|Greg Oden has a post-NBA back-up career plan in mind. (Getty Images)|
This might be the single biggest "grass is greener on the other side" statement of all time.
Greg Oden, the No. 1 pick in the 2007 NBA Draft, was released by the Portland Trail Blazers back in March after undergoing multiple knee surgeries. Since then, the 7-footer has returned to The Ohio State University to continue working towards his college degree. While Oden hasn't appeared in an NBA game in nearly three years, he's still trying to launch an NBA comeback.
But if the rehabilitation doesn't work out, Oden told the Terre Haute Tribune-Star that he has a back-up career plan in mind.
"If it happens, it happens," he said. "I've got to move on with my life. I know I want to play basketball. If I physically can't play basketball, then I've got to move on … I've still got to wake up tomorrow. I've still got to live. One day, I'm going to want a family and I've got to provide for them. So if basketball doesn't work out, you gotta keep it moving."

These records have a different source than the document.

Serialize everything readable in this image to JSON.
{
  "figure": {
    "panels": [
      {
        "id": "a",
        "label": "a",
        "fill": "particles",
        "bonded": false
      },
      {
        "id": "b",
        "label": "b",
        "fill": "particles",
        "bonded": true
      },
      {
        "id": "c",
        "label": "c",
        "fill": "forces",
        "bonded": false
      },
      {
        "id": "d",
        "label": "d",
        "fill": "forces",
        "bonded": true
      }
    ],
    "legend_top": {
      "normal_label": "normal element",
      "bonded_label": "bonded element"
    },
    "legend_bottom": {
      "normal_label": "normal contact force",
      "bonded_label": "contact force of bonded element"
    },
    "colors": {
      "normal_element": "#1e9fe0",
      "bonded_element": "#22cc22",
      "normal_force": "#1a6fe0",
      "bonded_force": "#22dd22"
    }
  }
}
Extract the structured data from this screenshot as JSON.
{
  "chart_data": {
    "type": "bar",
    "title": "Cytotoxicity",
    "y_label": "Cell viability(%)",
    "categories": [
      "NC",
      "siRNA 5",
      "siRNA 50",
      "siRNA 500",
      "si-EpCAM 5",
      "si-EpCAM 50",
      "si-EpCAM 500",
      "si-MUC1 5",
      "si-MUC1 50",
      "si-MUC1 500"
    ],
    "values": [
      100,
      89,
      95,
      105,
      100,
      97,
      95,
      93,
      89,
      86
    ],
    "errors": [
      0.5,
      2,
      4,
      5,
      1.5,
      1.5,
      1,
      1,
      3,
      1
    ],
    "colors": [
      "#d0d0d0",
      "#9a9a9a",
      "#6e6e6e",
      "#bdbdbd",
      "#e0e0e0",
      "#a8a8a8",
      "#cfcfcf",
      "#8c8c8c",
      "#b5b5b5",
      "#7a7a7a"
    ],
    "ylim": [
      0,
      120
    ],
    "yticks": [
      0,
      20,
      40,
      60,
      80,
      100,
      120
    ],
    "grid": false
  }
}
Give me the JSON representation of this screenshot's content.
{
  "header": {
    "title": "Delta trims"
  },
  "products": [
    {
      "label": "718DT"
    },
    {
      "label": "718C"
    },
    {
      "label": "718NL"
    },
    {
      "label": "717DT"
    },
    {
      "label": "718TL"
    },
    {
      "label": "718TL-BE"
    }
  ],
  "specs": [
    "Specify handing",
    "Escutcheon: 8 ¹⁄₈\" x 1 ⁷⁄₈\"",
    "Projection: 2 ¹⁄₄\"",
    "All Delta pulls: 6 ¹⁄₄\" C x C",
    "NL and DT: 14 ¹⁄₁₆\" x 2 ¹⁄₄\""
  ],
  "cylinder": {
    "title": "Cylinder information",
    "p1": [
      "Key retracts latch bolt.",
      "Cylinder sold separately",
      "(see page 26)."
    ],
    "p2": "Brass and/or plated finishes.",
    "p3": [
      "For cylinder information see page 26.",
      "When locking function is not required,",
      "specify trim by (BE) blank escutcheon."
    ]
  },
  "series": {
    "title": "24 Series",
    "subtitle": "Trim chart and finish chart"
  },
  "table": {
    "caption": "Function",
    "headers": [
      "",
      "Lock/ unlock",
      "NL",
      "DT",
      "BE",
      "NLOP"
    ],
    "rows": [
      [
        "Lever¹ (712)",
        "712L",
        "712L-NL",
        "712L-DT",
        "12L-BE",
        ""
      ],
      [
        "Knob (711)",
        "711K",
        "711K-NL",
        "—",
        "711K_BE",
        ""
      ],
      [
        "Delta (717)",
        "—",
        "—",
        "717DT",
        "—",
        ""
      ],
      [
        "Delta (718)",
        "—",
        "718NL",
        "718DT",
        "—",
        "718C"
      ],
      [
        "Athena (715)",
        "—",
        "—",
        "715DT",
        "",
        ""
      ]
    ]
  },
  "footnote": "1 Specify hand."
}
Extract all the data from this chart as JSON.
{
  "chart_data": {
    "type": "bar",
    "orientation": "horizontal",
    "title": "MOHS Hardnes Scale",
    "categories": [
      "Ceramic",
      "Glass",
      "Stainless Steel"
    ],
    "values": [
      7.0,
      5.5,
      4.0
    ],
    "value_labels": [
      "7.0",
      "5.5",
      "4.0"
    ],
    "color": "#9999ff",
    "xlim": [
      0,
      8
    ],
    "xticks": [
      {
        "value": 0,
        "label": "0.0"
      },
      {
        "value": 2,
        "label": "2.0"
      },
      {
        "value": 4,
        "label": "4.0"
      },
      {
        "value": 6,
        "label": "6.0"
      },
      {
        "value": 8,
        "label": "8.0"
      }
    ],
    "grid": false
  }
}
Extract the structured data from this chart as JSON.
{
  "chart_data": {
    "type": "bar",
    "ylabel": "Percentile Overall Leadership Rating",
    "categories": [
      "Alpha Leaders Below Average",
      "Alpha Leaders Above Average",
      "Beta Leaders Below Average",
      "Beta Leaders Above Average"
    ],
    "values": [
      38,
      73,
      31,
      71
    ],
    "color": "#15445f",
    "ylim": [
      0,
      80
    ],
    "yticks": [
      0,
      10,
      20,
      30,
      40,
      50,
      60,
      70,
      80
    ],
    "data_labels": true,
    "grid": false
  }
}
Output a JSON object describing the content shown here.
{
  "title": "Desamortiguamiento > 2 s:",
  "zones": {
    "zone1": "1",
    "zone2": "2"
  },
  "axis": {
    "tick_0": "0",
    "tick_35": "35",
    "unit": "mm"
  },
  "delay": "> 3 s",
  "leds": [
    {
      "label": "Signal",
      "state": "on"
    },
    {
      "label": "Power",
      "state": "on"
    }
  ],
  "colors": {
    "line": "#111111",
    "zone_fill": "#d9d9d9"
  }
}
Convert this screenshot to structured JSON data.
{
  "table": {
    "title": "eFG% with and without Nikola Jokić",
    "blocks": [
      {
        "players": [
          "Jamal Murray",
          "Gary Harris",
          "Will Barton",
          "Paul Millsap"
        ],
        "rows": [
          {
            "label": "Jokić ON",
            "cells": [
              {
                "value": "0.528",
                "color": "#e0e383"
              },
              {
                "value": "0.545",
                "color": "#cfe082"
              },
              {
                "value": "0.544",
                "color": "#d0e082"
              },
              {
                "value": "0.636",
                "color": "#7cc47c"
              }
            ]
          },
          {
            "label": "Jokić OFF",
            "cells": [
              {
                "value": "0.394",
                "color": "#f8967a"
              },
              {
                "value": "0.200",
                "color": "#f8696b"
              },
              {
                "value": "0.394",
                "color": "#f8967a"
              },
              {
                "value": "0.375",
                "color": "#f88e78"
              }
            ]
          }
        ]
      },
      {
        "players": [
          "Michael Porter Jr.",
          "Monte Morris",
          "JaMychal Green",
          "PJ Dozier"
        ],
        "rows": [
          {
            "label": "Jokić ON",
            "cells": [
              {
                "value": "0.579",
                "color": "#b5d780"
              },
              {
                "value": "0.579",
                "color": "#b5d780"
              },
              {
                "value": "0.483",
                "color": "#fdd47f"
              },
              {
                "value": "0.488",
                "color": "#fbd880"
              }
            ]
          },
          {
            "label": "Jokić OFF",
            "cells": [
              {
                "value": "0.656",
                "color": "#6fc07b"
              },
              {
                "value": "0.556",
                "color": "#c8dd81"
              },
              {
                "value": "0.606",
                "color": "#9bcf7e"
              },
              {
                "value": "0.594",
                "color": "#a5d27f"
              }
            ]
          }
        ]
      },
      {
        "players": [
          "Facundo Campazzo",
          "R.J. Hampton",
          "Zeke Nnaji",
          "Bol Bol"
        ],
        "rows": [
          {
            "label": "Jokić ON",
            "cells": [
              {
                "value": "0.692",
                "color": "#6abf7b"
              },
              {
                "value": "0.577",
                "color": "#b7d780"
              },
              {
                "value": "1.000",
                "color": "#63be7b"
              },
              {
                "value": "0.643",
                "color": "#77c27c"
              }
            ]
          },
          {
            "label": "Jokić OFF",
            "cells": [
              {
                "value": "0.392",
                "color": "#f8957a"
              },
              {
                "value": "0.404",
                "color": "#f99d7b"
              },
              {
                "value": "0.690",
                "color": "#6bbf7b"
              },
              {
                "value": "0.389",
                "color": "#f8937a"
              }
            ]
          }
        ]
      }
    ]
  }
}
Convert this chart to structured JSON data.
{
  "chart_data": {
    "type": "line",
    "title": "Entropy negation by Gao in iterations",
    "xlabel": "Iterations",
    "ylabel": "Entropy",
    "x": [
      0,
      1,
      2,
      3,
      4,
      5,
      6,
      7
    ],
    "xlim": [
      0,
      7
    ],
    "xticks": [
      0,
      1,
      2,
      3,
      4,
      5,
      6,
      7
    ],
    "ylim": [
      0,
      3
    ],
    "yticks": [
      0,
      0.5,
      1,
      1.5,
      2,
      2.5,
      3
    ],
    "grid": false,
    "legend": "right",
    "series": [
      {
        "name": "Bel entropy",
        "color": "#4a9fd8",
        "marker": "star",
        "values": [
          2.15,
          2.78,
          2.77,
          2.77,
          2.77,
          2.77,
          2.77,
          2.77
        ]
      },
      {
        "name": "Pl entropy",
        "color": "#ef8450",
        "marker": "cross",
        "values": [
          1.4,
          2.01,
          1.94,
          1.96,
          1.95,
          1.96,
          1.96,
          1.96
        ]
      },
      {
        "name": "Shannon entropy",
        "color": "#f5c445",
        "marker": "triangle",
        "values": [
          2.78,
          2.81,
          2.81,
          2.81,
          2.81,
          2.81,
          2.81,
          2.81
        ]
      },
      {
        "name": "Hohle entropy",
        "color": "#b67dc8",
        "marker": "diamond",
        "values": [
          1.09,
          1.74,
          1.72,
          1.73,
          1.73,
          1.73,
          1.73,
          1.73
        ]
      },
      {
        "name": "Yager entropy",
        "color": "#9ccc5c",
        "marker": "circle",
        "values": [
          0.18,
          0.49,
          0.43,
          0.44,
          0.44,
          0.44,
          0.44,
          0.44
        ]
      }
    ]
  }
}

"I actually want to be a [high school or middle school] gym teacher," he said. "I feel like they have the best job ever. You think about it, they get their weekends off and they get to wear sweats every day to work."
What was that sound? Oh, it was every gym teacher in America simultaneously jumping up to volunteer to trade places with Greg Oden. Wear sweats every day and deal with ankle-biters or get paid millions to play a game in front of thousands of adoring fans? Sure, the dichotomy isn't quite that simple. But, still, Oden is a sole soul on one side of this equation with countless sports-obsessed educators staring back blankly at him from across the divide.
According to Payscale.com, the average American gym teacher earns less than $50,000 per year. By comparison, Oden earned roughly $23.3 million in his five seasons with the Blazers. Oden has played 1816 minutes over 82 games during his NBA career. Crunch the numbers, and Oden made more in every four minutes of playing time than he would during an entire year as a gym teacher.
The wealthy, though, aren't always as concerned about money as the rest of us. Oden, who has admitted to problems with alcoholism in the past, is clearly still searching for his path in life. That he's re-committed to his education and wants to be around athletics in the future, considering all that he's been through injury-wise, is both remarkable and praise-worthy.
Who are we to judge the recalculated goals of someone who seemingly had it all, but then had it all taken away? If Oden wants to be a gym teacher, then by all means let's hope it happens. And let's hope that if he ever leads a game of dodgeball against middle schoolers that someone, somewhere, finds a way to get video footage onto YouTube.